四十八、
易依輕蔑的看一眼雲在天,“我為什麼要跟你打賭?我的一切都屬於我自己的,你有什麼可跟我賭的?”
雲在天並不理會易依語氣中的惱怒,只是淡淡道:“我與你賭的,便是你現在想要的。——我知道你想離開,我便與你賭,若十日之內,那個人會來找你,你們能離開,我以後就永遠不再找你麻煩。反之,若十日之內,他沒有來找你,或者他來找你,你們沒能離開,那麼你就要永遠留在逍yao堡內,永遠留在我身邊。你覺得如何?”

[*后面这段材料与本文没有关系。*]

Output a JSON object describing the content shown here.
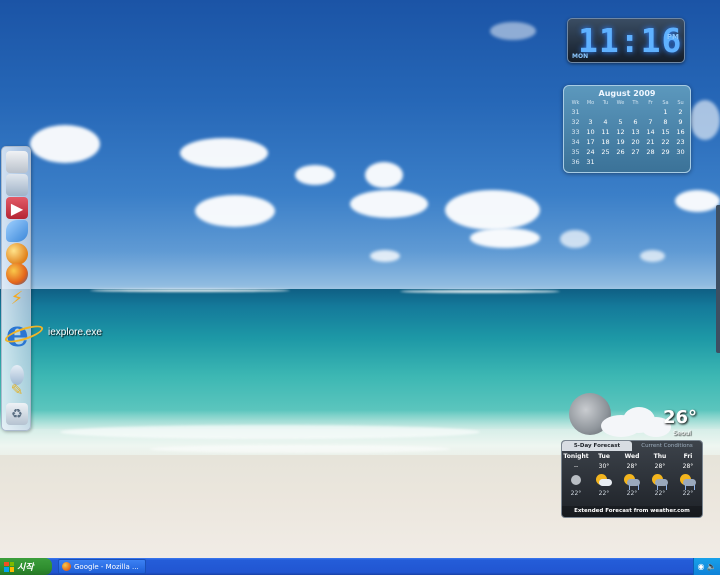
{
  "clock": {
    "time": "11:16",
    "ampm": "PM",
    "weekday": "MON"
  },
  "calendar": {
    "title": "August 2009",
    "headers": [
      "Wk",
      "Mo",
      "Tu",
      "We",
      "Th",
      "Fr",
      "Sa",
      "Su"
    ],
    "rows": [
      [
        "31",
        "",
        "",
        "",
        "",
        "",
        "1",
        "2"
      ],
      [
        "32",
        "3",
        "4",
        "5",
        "6",
        "7",
        "8",
        "9"
      ],
      [
        "33",
        "10",
        "11",
        "12",
        "13",
        "14",
        "15",
        "16"
      ],
      [
        "34",
        "17",
        "18",
        "19",
        "20",
        "21",
        "22",
        "23"
      ],
      [
        "35",
        "24",
        "25",
        "26",
        "27",
        "28",
        "29",
        "30"
      ],
      [
        "36",
        "31",
        "",
        "",
        "",
        "",
        "",
        ""
      ]
    ]
  },
  "desktop_icon": {
    "label": "iexplore.exe",
    "icon": "internet-explorer-icon"
  },
  "dock": {
    "items": [
      {
        "icon": "drive-icon",
        "color": "#d9dde3"
      },
      {
        "icon": "network-icon",
        "color": "#c7d3e0"
      },
      {
        "icon": "media-icon",
        "color": "#d43d4b"
      },
      {
        "icon": "messenger-icon",
        "color": "#5a9fe0"
      },
      {
        "icon": "ball-icon",
        "color": "#f0a12d"
      },
      {
        "icon": "firefox-icon",
        "color": "#e3631a"
      },
      {
        "icon": "winamp-icon",
        "color": "#222222"
      },
      {
        "icon": "unknown-app-icon",
        "color": "#8ab0d8"
      },
      {
        "icon": "pencil-icon",
        "color": "#f3c84a"
      },
      {
        "icon": "recycle-bin-icon",
        "color": "#c9d4df"
      }
    ]
  },
  "weather": {
    "current_temp": "26°",
    "city": "Seoul",
    "tabs": [
      {
        "label": "5-Day Forecast",
        "active": true
      },
      {
        "label": "Current Conditions",
        "active": false
      }
    ],
    "days": [
      {
        "name": "Tonight",
        "high": "--",
        "low": "22°",
        "icon": "moon-icon"
      },
      {
        "name": "Tue",
        "high": "30°",
        "low": "22°",
        "icon": "partly-cloudy-icon"
      },
      {
        "name": "Wed",
        "high": "28°",
        "low": "22°",
        "icon": "thunderstorm-icon"
      },
      {
        "name": "Thu",
        "high": "28°",
        "low": "22°",
        "icon": "thunderstorm-icon"
      },
      {
        "name": "Fri",
        "high": "28°",
        "low": "22°",
        "icon": "thunderstorm-icon"
      }
    ],
    "footer": "Extended Forecast from weather.com"
  },
  "taskbar": {
    "start_label": "시작",
    "tasks": [
      {
        "label": "Google - Mozilla ...",
        "icon": "firefox-icon"
      }
    ],
    "tray_icons": [
      "network-icon",
      "volume-icon"
    ]
  },
  "colors": {
    "taskbar": "#245dd9",
    "start": "#2f8e2f",
    "clock_digits": "#5fb1ff"
  }
}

易依沉默一下,心思略有些活動,但旋即又嗤笑道:“雲在天,你說的話從來沒有作數過,你還有什麼可值得我相信的——再說,我自己的人生,憑什麼由你來替我做決定?”
雲在天仍然淡淡笑道:“青言,你現在在我的地方,你沒有選擇的權利。——那麼,就這樣定了,十日之內。”說完,不等易依說話,便起身離開。
門被關上,易依只覺得血氣上湧,惱怒異常,在房間內走了幾個來回,仍然不能平息心裡的憤怒,於是狠狠的將桌上的瓷杯一個個抓起摔在地上,直到滿地的瓷片散落,方覺得平順了些。

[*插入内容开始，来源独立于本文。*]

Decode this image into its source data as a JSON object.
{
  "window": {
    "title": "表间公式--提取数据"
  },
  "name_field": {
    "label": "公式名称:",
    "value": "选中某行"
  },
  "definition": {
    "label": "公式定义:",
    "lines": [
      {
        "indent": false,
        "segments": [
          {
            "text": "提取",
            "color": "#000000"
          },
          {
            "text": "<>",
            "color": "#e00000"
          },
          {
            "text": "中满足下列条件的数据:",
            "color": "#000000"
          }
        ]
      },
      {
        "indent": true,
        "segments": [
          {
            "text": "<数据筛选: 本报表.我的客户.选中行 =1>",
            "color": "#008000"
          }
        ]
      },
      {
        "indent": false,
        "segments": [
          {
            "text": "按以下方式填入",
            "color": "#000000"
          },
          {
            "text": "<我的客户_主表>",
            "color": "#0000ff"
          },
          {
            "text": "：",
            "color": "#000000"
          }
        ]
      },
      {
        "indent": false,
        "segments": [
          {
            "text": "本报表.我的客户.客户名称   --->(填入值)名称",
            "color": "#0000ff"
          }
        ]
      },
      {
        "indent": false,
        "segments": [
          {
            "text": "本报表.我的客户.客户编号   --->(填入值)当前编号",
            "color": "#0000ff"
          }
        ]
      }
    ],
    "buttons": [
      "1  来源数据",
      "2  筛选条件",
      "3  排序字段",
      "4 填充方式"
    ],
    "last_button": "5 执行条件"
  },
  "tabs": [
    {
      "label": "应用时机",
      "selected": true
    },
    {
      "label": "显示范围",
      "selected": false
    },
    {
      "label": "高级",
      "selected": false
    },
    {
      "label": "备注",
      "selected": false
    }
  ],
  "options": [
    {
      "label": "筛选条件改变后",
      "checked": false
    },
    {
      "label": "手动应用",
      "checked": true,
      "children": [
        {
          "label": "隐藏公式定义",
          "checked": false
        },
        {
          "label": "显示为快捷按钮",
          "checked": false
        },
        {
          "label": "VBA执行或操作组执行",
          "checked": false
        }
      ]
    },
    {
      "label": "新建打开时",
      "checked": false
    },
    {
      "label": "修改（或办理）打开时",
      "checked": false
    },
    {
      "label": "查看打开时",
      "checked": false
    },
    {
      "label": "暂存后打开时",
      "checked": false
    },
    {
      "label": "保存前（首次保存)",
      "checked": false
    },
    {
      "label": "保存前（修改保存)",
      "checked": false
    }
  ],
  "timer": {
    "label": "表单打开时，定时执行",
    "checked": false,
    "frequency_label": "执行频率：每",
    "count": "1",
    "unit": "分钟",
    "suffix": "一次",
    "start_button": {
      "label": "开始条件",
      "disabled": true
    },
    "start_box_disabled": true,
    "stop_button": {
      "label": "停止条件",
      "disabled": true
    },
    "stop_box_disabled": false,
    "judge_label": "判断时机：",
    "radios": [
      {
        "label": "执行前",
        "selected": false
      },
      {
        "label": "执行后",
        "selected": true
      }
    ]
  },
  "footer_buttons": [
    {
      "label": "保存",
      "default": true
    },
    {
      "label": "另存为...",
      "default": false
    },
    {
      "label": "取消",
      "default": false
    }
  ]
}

外面的待衛聽到房內再沒聲音了,才戰戰兢兢的進房,收拾地上的碎瓷片。
易依在**坐下,心思平順了下來,思緒也就平順了下來。
雖然雲在天的賭約聽來令人作嘔,但這於易依卻也並非是壞事。賀青楠當初留了自己的信香與“軟筋散”的解藥,易依相信賀青楠的為人,相信若燃了信香,賀青楠必然會趕來救自己出去。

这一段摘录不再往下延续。